In his suggestion that the “outcome of the election” was still uncertain, Lankford made himself an ally of Donald Trump’s cause to overthrow the election or, failing that, to spoil public confidence in it, as a way to weaken Biden.

Still, apparently under pressure to clarify that he didn’t want to suggest Biden might have won, Lankford later tweeted support for the president’s prosecution of baseless electoral fraud charges.

“President @realDonaldTrump has every right to call for recounts and to have every legal question fully considered and resolved,” Lankford wrote. “It’s important to the 71 million Americans who voted for President Trump that at the end of all of this their questions are answered.”

The failure of elected Republicans to admit Biden won the election and to contradict Trump’s false accusations of electoral fraud allows those accusations to flourish and persuade new voters every hour of the 2020 election – and by extension American democracy – is illegitimate, analysts say.

The presidential transition process is on hold, meanwhile, with Biden’s aides being barred from offices, scrutiny of those named by Biden not being able to begin and Biden himself excluded from the daily presidential briefing.

The White House has a custom of sharing the daily presidential briefing with the president-elect during the transition period since the briefing’s advent in the 1960s, David Priess, author of a book on presidential briefings, told NPR.. The briefing contains intelligence findings and an analysis of potential threats and opportunities.

Trump himself began receiving daily intelligence briefings soon after the 2016 election, but then revealed that he generally ignored them, thinking he didn’t need them, explaining on Fox News: “You know, I’m a smart person. ”

An open letter signed by four former internal security secretaries from both sides warned on Wednesday that the postponement of the presidential transition put the country in danger.

“In this time of increased risk to our nation, we do not have a day to lose in starting the transition,” the letter said. “For the sake of the nation, we must start now.”

Former Chairman of the House Intelligence Committee Mike Rogers, a Republican from Michigan, echoed the warning.

“Our adversaries are not waiting for the transition to take place”, Rogers tweeted. “Joe Biden is expected to receive the President’s Daily Brief (PDB) today.

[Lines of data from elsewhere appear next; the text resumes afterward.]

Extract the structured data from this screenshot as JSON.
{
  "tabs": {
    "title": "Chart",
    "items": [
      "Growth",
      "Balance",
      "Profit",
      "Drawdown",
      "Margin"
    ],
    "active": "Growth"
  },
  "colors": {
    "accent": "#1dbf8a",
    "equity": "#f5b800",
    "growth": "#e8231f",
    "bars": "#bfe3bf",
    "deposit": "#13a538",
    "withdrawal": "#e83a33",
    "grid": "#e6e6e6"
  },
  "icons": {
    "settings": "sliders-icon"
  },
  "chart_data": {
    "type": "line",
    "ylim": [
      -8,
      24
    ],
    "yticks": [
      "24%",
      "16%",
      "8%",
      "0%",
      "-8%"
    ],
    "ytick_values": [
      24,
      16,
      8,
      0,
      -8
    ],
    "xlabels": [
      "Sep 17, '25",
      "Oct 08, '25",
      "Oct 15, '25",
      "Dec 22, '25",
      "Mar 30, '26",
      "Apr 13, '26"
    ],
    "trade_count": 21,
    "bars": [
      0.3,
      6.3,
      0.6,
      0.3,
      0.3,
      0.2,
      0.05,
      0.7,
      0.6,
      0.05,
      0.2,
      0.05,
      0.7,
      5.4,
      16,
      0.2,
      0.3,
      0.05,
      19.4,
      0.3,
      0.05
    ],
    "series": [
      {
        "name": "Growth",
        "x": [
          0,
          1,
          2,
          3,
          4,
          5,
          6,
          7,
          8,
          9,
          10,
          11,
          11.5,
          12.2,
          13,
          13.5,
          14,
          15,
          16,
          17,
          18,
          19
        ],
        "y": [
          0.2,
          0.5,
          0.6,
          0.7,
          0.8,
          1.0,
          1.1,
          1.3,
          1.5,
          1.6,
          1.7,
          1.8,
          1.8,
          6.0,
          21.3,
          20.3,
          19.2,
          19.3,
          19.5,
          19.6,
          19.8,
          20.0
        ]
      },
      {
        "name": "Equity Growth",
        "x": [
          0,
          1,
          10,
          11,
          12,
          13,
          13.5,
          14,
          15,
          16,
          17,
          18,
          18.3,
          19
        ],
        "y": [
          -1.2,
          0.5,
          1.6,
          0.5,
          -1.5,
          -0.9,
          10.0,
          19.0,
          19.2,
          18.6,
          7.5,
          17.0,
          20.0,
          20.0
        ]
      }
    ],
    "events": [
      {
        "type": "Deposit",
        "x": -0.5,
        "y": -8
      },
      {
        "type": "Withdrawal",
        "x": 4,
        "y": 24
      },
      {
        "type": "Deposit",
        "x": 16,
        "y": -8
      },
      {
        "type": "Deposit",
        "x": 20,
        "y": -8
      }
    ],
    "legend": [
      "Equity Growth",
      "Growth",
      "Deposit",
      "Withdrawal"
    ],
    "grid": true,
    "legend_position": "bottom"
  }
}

He needs to know what the latest threats are and start planning accordingly. It is not a question of politics; it is a matter of national security. “

Asked about the daily briefings on Tuesday, Biden himself, who served in the Senate for 36 years before serving for eight years as vice president, called them nice but not, for now, necessary.

“Obviously, the PDB would help, but it’s not necessary,” Biden said. “I am not the sitting president now.”